Category Archives: government

Governing Power Can Never, at Root, be Exercised on Behalf of People

The exercise of governing power is purely the manipulation of people by force. Therefore it is impossible that such power may ever be exercised on behalf of people.

Power is always the politic of Authority. And to claim Authority (in the governing sense) always requires the collectivization of human beings at the primary metaphysical level, and this because it claims the right to hold them accountable to an abstract legal standard in order to ensure moral behavior–which is the essence of morality in general–by demanding (compelling) obedience. (Obedience, however, has nothing fundamentally to do with individual choice, which means it has nothing to do with freedom.) Consequently, the individual cannot be the reference for the legal standard’s supposed Truth and Morality, but instead the relationship is the other way around. The individual then is bound in equal measure to all other individuals, because all individuals are fundamentally, equally (absolutely), and collectively bound to the abstract legal standard which those in authority claim to represent as its physical operatives in order to ensure its practical manifestation (and this is the origin of the State’s “Mandate” to rule ). This collectivist metaphysic then nullifies the individual, by definition, at the primary metaphysical level. And of course the eradication of the individual at the metaphysical level necessarily prohibits a collection of them at the metaphysical level. Therefore the entire notion of governing power as a means to rationally and morally organize individuals, and therefore humanity at large, in any collectivized context, like the geopolitical nation-state, inevitably collapses under the weight of its own self-invalidating contradictions.
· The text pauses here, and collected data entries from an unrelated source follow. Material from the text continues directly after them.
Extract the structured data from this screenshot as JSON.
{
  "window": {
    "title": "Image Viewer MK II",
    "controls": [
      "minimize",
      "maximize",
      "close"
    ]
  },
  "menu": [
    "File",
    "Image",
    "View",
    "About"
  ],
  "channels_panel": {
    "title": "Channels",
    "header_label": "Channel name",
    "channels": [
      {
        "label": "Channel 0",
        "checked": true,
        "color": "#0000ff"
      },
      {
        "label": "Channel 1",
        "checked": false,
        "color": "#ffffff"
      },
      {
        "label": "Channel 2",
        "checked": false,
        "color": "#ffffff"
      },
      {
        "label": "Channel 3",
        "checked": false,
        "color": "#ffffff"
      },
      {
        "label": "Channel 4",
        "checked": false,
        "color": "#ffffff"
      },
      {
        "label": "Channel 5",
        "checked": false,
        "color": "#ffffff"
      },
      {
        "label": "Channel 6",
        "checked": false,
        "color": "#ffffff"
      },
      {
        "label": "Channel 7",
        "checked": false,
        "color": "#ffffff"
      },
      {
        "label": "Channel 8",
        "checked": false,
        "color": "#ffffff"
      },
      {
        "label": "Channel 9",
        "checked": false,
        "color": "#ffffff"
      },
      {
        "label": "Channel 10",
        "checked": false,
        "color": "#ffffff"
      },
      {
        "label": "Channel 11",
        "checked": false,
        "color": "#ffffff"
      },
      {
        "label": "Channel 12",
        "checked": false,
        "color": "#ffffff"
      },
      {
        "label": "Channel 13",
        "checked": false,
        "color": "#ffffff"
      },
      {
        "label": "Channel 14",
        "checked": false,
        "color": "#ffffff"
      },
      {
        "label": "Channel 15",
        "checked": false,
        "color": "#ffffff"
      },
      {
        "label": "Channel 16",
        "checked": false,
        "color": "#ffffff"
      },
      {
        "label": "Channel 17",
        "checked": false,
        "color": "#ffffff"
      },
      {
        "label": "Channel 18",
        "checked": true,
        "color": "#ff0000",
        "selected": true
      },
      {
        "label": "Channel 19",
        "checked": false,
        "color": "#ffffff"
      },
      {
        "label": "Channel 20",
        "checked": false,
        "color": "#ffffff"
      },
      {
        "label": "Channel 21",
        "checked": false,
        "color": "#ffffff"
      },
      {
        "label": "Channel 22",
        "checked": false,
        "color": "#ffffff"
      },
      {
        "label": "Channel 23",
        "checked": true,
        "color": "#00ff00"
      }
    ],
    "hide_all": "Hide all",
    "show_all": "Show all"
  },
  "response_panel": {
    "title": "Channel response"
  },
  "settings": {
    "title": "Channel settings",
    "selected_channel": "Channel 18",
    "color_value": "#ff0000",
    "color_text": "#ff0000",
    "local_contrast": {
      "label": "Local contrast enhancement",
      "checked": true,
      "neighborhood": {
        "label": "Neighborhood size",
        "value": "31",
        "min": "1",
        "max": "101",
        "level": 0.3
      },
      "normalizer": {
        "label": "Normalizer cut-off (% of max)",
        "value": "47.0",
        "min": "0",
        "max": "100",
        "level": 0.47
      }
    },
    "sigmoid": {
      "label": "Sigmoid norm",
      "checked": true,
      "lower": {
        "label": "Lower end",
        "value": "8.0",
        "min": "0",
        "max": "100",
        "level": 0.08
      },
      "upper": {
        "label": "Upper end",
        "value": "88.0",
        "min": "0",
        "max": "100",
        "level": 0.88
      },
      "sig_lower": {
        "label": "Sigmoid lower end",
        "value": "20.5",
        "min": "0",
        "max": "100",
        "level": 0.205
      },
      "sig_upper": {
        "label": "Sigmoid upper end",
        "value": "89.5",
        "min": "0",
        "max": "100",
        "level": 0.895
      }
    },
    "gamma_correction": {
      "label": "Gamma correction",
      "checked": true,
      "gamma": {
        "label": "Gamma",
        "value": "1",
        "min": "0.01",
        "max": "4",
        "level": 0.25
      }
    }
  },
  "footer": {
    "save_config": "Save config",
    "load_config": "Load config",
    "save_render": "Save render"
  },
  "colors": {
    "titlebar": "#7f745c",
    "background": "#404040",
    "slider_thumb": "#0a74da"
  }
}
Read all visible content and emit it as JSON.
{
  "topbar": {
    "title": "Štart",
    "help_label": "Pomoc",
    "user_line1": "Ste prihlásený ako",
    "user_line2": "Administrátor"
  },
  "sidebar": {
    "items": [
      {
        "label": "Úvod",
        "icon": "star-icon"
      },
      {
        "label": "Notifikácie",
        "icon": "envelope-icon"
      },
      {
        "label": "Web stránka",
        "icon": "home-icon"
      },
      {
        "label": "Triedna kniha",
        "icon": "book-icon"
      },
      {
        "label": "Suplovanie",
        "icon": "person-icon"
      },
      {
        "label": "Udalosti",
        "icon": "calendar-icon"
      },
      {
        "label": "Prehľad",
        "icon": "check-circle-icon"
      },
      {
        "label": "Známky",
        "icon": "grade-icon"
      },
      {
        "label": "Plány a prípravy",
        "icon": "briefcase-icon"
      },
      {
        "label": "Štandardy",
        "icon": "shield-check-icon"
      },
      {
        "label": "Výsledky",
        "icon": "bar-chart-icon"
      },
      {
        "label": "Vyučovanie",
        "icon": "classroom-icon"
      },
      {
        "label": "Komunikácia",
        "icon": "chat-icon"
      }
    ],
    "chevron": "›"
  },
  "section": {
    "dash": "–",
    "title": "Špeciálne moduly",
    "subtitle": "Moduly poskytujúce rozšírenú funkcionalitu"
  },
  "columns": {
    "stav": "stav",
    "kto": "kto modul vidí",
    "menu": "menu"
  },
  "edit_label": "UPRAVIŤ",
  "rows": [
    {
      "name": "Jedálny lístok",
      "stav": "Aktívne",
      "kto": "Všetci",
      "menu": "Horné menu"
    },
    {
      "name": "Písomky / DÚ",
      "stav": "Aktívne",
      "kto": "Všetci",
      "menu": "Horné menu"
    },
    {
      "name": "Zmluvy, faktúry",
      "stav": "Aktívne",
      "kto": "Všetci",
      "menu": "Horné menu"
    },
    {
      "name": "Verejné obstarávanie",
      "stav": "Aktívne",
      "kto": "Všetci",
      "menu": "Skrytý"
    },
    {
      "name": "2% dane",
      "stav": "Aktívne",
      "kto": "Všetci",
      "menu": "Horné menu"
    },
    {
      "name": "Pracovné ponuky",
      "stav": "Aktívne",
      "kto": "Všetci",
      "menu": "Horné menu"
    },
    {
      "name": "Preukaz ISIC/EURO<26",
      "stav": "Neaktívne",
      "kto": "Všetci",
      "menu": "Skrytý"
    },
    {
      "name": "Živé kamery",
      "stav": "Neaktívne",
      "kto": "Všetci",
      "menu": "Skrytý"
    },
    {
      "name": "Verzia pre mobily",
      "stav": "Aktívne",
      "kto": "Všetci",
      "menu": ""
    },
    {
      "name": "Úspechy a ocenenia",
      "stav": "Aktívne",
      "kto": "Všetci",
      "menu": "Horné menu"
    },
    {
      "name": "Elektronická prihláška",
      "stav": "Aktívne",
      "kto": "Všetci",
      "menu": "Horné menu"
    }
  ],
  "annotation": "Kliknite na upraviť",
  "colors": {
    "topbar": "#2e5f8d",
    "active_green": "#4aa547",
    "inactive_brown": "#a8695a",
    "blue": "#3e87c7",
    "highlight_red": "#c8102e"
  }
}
And this is not something to be lauded, or something which I personally desire–naturally the desire of a rank voluntarist (which makes me a pacifist by definition) is that peace and freedom should reign in the presence of whatever manner of government we find established. Unfortunately the eventual collapse of Rule from Authority, which is Rule from Power, is simply something which is rationally consistent, and therefore indubitably true, and arrantly unavoidable.

Aphorism of the Day: The pointlessness of voting is implicit in the paradox of the right to vote

If the right to vote is a function of the people–individuals for whose sake the State exists–then the State can rationally claim no authority over them, in which case there is no point in voting. But if the right to vote is a function of the State, then the State must claim absolute authority over them, in which case there is no point in voting.

You Cannot Limit Government by Elections: Why any candidate promising to limit government is lying, either knowingly or unknowingly

The election of someone to a governmental position is, BY DEFINITION, an expansion of their power, not a limitation of it. And since all of government is made up of PEOPLE who expand their power at the very moment of their appointment, it is impossible that we should observe the limitation of Government, its Authority and Power, by electing people to office.

Impossible. It’s not subjective. It’s not arguable. It’s not partisan. It’s not contextual. I make this claim unemotionally. It simply IS the truth.